L’entreprise serait-elle l’école de demain ?

dimanche 11 novembre 2018


Par Le collectif « le LP ça marche ! » , Enseignants de lycées professionnels de l’Académie de Rouen — 11 novembre 2018 , in le journal Libération

Le projet de réforme des lycées professionnels inquiète les enseignants. En contrariant la pédagogie, en vidant le budget des uns pour remplir celui des autres, la nouvelle formule laisse peu de place à une scolarité humaine et vivante.

« Coucou Manu ». Telle serait sans doute la formule d’appel qu’utiliserait un de nos élèves de lycée professionnel pour vous envoyer un courrier officiel, si nous, professeurs, ne prenions pas le temps nécessaire pour circonscrire les codes sociaux qui lui permettraient de formuler prosaïquement, Monsieur le président de la République.

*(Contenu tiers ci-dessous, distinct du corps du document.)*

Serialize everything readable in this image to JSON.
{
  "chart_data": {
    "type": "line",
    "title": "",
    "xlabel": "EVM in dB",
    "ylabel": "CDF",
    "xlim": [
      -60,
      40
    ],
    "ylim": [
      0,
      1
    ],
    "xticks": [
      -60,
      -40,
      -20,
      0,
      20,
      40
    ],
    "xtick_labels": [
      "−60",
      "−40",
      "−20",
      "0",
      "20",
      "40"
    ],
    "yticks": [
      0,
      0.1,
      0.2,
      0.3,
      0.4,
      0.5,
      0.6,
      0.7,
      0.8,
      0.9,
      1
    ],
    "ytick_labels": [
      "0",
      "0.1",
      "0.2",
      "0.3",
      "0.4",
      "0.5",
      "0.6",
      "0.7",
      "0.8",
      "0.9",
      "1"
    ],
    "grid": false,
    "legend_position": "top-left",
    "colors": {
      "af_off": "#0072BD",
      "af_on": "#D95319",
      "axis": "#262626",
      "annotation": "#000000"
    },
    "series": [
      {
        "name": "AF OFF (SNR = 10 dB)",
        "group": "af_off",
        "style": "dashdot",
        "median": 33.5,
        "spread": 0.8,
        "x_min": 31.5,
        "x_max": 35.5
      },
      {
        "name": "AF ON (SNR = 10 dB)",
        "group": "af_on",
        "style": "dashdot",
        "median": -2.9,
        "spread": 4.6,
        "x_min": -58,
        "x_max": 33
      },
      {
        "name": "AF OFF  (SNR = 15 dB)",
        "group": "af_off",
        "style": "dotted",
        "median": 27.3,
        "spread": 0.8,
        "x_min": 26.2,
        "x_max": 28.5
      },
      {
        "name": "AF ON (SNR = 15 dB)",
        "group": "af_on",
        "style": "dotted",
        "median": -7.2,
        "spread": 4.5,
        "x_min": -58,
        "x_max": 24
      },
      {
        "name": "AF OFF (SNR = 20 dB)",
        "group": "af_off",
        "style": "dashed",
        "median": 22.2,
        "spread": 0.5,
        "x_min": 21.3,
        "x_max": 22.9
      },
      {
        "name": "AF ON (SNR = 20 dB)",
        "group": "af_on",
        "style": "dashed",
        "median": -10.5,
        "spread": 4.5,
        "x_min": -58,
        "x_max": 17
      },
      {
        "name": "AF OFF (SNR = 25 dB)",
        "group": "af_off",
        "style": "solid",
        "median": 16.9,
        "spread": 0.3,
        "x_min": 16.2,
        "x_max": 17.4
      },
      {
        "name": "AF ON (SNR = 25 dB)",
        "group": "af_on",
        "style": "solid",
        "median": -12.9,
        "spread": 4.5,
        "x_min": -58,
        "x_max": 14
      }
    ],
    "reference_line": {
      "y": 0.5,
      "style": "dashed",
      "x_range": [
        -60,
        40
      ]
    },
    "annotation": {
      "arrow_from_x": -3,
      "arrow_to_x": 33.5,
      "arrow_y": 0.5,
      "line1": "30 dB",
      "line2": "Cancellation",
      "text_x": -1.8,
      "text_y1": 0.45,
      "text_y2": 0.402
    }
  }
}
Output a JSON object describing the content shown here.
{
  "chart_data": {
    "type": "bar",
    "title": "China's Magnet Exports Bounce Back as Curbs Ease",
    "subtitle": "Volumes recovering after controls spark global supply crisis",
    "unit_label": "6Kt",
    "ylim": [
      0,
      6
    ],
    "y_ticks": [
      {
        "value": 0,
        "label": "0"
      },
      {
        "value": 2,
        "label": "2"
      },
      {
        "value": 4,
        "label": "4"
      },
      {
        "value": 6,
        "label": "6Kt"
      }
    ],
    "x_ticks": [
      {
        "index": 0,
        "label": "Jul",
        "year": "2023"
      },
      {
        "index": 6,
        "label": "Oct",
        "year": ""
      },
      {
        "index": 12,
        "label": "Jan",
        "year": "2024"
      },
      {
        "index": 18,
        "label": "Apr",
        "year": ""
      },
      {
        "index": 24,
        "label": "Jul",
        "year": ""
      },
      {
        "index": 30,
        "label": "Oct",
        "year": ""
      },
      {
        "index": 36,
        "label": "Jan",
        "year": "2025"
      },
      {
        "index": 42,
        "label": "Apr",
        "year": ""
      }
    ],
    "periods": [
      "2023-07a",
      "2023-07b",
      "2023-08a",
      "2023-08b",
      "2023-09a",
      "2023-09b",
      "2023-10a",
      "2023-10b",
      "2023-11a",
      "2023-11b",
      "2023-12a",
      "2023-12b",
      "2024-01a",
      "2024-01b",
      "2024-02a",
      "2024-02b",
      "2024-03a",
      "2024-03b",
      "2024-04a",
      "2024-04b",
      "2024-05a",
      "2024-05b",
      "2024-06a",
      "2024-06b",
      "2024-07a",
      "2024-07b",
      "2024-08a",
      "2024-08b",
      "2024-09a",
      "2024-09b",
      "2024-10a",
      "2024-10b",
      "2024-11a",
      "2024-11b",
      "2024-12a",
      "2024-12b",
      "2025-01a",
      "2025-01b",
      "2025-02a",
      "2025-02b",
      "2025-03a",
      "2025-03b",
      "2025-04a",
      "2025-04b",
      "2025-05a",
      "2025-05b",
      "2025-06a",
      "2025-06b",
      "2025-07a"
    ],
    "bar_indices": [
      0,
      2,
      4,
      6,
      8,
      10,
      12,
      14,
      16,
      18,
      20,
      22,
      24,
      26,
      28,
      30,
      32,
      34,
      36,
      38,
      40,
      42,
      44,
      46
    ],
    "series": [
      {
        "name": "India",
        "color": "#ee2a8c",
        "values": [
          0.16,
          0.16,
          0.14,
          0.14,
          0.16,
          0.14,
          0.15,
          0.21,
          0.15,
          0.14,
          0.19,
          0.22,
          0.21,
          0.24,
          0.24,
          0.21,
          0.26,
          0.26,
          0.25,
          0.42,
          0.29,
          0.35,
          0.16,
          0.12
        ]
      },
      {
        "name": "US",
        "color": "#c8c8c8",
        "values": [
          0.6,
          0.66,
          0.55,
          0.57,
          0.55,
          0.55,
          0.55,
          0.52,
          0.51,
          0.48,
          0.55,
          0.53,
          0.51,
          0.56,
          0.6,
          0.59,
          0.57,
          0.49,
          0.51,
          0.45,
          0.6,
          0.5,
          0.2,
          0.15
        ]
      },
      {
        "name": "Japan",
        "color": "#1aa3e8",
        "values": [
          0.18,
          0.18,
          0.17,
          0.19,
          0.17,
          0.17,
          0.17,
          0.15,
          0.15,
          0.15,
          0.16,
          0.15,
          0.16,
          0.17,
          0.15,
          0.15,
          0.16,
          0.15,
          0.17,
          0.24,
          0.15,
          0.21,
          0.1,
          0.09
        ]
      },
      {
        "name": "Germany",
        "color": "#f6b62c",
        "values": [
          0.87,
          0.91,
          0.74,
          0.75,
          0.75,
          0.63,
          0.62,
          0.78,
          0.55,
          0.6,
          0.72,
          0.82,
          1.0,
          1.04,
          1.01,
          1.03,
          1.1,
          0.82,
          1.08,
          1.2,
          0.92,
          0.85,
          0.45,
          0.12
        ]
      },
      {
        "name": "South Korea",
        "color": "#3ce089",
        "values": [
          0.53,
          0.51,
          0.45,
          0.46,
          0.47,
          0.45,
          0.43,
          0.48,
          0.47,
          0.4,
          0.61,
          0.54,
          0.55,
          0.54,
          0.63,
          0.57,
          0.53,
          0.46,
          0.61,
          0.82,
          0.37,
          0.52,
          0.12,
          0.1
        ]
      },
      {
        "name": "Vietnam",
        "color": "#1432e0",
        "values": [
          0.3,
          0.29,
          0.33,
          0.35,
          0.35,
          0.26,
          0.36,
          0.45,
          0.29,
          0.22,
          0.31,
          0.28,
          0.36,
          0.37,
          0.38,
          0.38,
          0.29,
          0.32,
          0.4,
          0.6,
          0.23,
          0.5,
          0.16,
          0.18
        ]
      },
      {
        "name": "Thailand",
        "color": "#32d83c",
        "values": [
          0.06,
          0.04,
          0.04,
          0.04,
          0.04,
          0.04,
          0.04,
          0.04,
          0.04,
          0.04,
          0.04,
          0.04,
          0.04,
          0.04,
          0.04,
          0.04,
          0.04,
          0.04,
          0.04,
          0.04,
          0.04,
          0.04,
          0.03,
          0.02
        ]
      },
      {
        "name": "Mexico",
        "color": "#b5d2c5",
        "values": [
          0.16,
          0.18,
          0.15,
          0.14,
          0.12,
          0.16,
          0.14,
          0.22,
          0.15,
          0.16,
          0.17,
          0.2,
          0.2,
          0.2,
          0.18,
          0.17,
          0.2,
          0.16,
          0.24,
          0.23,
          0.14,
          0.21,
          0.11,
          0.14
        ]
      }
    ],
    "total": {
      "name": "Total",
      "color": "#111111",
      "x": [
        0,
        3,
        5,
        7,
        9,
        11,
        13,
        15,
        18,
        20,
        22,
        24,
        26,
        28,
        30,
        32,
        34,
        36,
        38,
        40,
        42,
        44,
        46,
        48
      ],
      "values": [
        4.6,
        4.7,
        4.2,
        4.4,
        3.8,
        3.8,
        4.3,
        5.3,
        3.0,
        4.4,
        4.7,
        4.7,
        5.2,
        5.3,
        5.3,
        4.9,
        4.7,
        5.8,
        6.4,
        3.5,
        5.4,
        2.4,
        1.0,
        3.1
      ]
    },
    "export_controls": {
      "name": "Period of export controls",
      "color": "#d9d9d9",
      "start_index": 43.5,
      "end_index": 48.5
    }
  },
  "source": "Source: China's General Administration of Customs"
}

La suite du courrier, notre élève l’ignore encore, alors que nous, enseignants des lycées professionnels de la République française, nous cherchons nos mots pour manifester notre effroi face à la réforme que Jean-Michel Blanquer veut mettre en œuvre dans nos établissements dès la rentrée 2019. Nous cherchons nos mots car ils sont rares, ceux qui peuvent décrire la perte immense de curiosité intellectuelle, de savoirs, de nouvelle chance, de lectures, de progrès, de savoir-faire, d’écriture, d’idées formulées et reformulées, de culture, de bons gestes, de répétition, de découverte, d’attitude professionnelle, d’échec et de réussite qui sont aujourd’hui les arcanes de notre métier. Jour après jour, nous œuvrons auprès de jeunes de 14 à 20 ans trop fragiles pour avoir pu profiter des enseignements du collège, trop pressés de quitter les bancs de l’école, dans un monde complexe que pourtant Google trimbale dans leur poche, trop absorbés par les écrans, trop délaissés par leur environnement pour conserver le goût de l’effort, trop découragés pour apprendre ou donner du sens à ce qui n’en a pas. Notre métier est difficile, car il nous faut faire preuve d’imagination, de dialogue, d’autorité avec ces gamins qui nous prennent pour des vieux dont les salaires sont bien moindres que ceux qu’ils croient pouvoir espérer ! A tout moment, le fil ténu de la transmission peut se rompre, mais nous sommes présents pour faire vivre le savoir, redonner l’envie à ceux qui l’ont perdue, donner leur chance à ceux qui n’en ont jamais eu. Et cette mission est fondamentale pour tous.

Nous travaillons avec un tiers des lycéens de France pendant trois ans, quatre ans autrefois, quand formation professionnelle n’était pas un vain mot du service public. Nous travaillons au bénéfice de cette nation en devenir qui subit les réformes incessantes qui frappent l’Education nationale. Ces réformes affaiblissent notre détermination à former des citoyens dignes et informés qui sauraient pourquoi ils cherchent leur travail plus loin qu’en traversant la rue et capables de faire le choix des urnes, guidés par leur libre arbitre.

La réforme Blanquer qui prévoit, entre autres, le regroupement de filières, la réduction du nombre d’heures de cours et la refonte des enseignements généraux a commencé contre toute attente en laminant notre rentrée. Elle se poursuivra avec la même noirceur en vidant les lycées professionnels, en remplissant les centres de formations d’apprentis, en contrariant la pédagogie, en vidant le budget des uns pour remplir celui des autres. L’entreprise serait-elle l’école de demain ? Les professions, les fonctions, les métiers ne s’apprennent plus sur le tas. Le bon geste doit être accompagné du mot juste, et c’est ce qui fait notre valeur ajoutée. Et c’est ce dont vous voulez priver nos élèves dès l’an prochain.

Cette nouvelle formule invalide notre expertise et nos pratiques en supprimant des heures d’enseignement pourtant indispensables. Les lycéens progressent au lycée, en stage, en atelier, en labo, en cuisine, en service, ensemble, face au tableau, face à leurs pairs, en dialogue avec l’enseignant, et au sein de la communauté scolaire.

A l’heure de la globalisation, vous ne pouvez pas priver une partie de la population d’apprendre autant que possible, accompagnée par des adultes qui la reconnaissent, la respectent et souhaitent la voir grandir. La nouvelle réforme proposée laisse peu de place à une scolarité humaine et vivante. Quel qu’en soit le coût, quel qu’en soit le temps : laissez-nous faire notre travail, Monsieur le Président !

« Biz ». Telle serait la formule de politesse qu’utiliserait un de nos élèves fort peu éduqué, s’il avait eu à vous « tweeter ».